Z cyklu: X-lecie Parafialno-Gminnej Orkiestry Dętej Sobolów
Podczas trwającego dość długo oficjalnego otwarcia, czyli jak zwykle najnudniejszej części imprezy, kiedy krążyłem wśród setek ludzi wyszukując co ciekawsze twarze, podbiegli do mnie dwaj znani Wam już węgierscy muzycy. Ów niższy, dzisiaj już wiem, że ma na imię Péter (nazwisko zostawiam do swojej wiadomości), poprosił mnie o przesłanie wcześniej zrobionych im zdjęć. ;o) Podałem mu kartkę i długopis (jestem przygotowany na takie prośby) oraz zaproponowałem zrobienie im jeszcze jednego, tym razem pozowanego zdjęcia. Jak widać, chętnie się na to zgodzili... ;o)

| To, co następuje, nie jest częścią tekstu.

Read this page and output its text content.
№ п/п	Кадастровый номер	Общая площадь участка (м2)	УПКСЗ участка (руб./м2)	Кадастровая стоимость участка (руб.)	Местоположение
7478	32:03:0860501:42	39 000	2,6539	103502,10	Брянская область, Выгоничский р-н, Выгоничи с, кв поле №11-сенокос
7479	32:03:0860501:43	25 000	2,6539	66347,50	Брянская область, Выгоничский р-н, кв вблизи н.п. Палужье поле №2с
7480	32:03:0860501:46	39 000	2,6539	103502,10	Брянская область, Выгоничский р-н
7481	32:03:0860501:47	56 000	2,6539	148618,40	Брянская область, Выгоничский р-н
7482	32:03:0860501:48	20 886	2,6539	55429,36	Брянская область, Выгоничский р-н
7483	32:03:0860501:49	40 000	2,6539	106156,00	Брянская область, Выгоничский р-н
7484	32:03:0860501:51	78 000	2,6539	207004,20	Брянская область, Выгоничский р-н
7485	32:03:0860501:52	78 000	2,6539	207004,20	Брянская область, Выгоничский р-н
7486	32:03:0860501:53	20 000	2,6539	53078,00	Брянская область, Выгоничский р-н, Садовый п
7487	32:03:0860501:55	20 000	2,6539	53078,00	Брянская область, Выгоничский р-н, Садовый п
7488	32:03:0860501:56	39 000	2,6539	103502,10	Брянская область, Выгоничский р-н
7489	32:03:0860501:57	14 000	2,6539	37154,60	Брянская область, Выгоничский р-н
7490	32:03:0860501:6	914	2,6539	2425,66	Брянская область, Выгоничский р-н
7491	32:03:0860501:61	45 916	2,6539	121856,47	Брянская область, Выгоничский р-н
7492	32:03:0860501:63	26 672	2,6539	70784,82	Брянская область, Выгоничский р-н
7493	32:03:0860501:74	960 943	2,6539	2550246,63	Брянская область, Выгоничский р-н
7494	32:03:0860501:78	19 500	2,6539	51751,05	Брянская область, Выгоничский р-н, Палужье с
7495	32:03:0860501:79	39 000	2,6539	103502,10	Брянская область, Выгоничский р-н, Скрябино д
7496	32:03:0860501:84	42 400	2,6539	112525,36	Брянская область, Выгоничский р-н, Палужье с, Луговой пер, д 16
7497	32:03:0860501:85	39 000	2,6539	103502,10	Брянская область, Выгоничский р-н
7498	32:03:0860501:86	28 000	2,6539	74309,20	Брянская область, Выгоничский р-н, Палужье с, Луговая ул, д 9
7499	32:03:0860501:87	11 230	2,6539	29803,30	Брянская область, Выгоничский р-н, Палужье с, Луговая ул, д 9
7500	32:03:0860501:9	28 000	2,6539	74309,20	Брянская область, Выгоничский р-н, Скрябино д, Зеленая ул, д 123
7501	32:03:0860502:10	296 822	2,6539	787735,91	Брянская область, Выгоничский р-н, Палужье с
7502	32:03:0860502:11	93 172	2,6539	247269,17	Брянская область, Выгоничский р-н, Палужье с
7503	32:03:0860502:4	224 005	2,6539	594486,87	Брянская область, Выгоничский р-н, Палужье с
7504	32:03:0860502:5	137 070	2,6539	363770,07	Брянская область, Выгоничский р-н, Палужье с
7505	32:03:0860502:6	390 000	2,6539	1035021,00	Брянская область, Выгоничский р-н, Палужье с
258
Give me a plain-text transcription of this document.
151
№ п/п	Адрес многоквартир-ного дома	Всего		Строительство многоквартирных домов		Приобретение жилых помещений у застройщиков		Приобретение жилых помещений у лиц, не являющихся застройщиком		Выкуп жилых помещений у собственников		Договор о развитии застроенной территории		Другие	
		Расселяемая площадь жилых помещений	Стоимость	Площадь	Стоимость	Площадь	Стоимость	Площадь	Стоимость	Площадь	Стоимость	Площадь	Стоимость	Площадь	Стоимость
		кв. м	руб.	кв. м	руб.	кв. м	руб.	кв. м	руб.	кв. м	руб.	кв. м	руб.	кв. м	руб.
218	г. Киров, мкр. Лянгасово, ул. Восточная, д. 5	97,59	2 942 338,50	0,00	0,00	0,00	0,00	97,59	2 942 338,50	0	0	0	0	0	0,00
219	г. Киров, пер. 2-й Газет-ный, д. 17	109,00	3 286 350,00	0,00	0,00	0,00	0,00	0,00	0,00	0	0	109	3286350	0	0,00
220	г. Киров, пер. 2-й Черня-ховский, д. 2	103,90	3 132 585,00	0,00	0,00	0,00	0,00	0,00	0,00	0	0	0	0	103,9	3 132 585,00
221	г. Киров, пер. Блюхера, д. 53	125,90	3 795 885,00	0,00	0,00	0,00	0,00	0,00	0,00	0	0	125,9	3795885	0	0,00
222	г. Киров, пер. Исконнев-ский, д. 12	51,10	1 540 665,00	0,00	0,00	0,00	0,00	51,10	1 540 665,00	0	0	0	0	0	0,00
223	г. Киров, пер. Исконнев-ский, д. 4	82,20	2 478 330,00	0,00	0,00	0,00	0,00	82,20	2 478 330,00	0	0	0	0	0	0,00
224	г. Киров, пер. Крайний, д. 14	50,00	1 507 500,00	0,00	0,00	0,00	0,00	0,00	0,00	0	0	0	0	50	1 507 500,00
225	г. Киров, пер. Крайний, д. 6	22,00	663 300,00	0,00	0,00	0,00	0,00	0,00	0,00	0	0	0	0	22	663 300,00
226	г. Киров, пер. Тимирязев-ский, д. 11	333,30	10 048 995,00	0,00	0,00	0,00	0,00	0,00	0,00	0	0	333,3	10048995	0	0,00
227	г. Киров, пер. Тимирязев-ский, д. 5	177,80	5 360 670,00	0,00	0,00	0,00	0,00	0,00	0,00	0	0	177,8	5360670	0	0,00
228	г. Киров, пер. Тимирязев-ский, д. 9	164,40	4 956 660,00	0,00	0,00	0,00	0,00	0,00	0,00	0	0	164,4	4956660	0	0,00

Po przesłaniu im ich podobizn otrzymałem przemiłą dziękczynną odpowiedź, z samymi superlatywami dotyczącymi jakości zdjęć. Wiem, trochę przesadził... :o) Péter wyrażał również nadzieję, że wkrótce się spotkamy. I co mogę na to wszystko powiedzieć? Wiadomo: Polak, Węgier dwa bratanki, i do szabli, i do szklanki! ;o)))
dejavue 2011-07-29
mmmmmmmmmmmmmmmm ..
moje ulubione chłopaki :-)
inspira 2011-07-29
hehe... a z tymi sie widac zaprzyjazniles:))
czarewa 2011-07-29
i znów.. zarąbiście, mi się podobają !! ;))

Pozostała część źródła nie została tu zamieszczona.